H. Lundbeck A/S, Valby, Denmark.

出版信息

Alzheimers Dement. 2016 Oct;12(10):1098-1107. doi: 10.1016/j.jalz.2016.01.013. Epub 2016 Mar 23.

DOI:10.1016/j.jalz.2016.01.013
PMID:27016263
原文链接:https://pmc.ncbi.nlm.nih.gov/articles/PMC5383206/
Abstract

INTRODUCTION

Tau immunotherapy has emerged as a promising approach to clear tau aggregates from the brain.
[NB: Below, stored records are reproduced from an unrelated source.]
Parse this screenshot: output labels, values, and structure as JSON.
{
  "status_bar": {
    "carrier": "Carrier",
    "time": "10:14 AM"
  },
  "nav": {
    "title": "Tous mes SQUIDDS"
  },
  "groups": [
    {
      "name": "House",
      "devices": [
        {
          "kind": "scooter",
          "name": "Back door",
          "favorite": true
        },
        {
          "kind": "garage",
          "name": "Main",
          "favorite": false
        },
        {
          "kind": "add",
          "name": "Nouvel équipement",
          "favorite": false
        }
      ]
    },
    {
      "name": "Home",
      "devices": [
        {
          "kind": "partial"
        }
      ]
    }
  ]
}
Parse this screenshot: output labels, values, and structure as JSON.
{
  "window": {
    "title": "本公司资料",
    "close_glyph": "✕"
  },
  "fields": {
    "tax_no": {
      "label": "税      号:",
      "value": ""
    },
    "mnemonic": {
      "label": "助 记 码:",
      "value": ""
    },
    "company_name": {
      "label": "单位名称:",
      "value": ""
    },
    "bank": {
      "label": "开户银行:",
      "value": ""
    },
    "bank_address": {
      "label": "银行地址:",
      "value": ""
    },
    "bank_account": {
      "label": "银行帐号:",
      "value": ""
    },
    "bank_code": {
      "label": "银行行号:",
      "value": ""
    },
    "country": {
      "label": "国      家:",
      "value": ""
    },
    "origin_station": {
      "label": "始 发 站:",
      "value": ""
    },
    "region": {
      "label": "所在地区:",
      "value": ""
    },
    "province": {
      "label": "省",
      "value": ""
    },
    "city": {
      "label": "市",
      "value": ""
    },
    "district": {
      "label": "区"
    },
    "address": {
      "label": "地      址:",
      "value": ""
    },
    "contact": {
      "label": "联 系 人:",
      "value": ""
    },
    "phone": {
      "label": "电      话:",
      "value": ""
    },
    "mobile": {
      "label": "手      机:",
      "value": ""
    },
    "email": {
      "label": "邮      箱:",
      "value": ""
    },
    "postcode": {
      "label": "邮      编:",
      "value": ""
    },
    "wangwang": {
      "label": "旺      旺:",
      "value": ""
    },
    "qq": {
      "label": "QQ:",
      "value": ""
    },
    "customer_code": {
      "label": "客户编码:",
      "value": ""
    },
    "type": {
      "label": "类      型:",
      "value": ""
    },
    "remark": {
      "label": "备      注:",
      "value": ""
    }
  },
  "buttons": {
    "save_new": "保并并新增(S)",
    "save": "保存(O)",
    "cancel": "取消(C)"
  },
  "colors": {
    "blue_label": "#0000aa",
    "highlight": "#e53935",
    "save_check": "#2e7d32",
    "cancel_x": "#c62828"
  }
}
Our previous findings suggest that tau antibodies may act outside and within neurons to promote such clearance.

METHODS

We have developed an approach using flow cytometry, a human neuroblastoma cell model overexpressing tau with the P301L mutation, and paired helical filament (PHF)-enriched pathologic tau to effectively screen uptake and retention of tau antibodies in conjunction with PHF.

RESULTS

The flow cytometry approach correlates well with Western blot analysis to detect internalized antibodies in naïve and transfected SH-SY5Y cells (r = 0.958, and r = 0.968, P = .021 and P = .016, respectively). In transfected cells, more antibodies are taken up/retained as pathologic tau load increases, both under co-treated conditions and when the cells are pretreated with PHF before antibody administration (r = 0.999 and r = 0.999, P = .013 and P = .011, respectively).

DISCUSSION

This approach allows rapid in vitro screening of antibody uptake and retention in conjunction with pathologic tau protein before more detailed studies in animals or other more complex model systems.

摘要

简介

tau 免疫疗法已成为清除大脑中 tau 聚集体的一种有前途的方法。我们之前的研究结果表明,tau 抗体可能在神经元内外发挥作用,以促进这种清除。

方法

我们开发了一种使用流式细胞术的方法,该方法使用过表达 P301L 突变 tau 的人神经母细胞瘤细胞模型和配对螺旋丝(PHF)富集的病理性 tau,以有效地筛选 tau 抗体与 PHF 结合的摄取和保留。

结果

流式细胞术方法与 Western blot 分析相关性良好,可检测未转染和转染的 SH-SY5Y 细胞中内化的抗体(r = 0.958,r = 0.968,P = 0.021 和 P = 0.016)。在转染的细胞中,随着病理性 tau 负荷的增加,更多的抗体被摄取/保留,无论是在共同处理条件下还是在抗体给药前用 PHF 预处理细胞时(r = 0.999 和 r = 0.999,P = 0.013 和 P = 0.011)。

讨论

这种方法允许在动物或其他更复杂的模型系统中进行更详细的研究之前,快速进行体外筛选与病理性 tau 蛋白结合的抗体摄取和保留。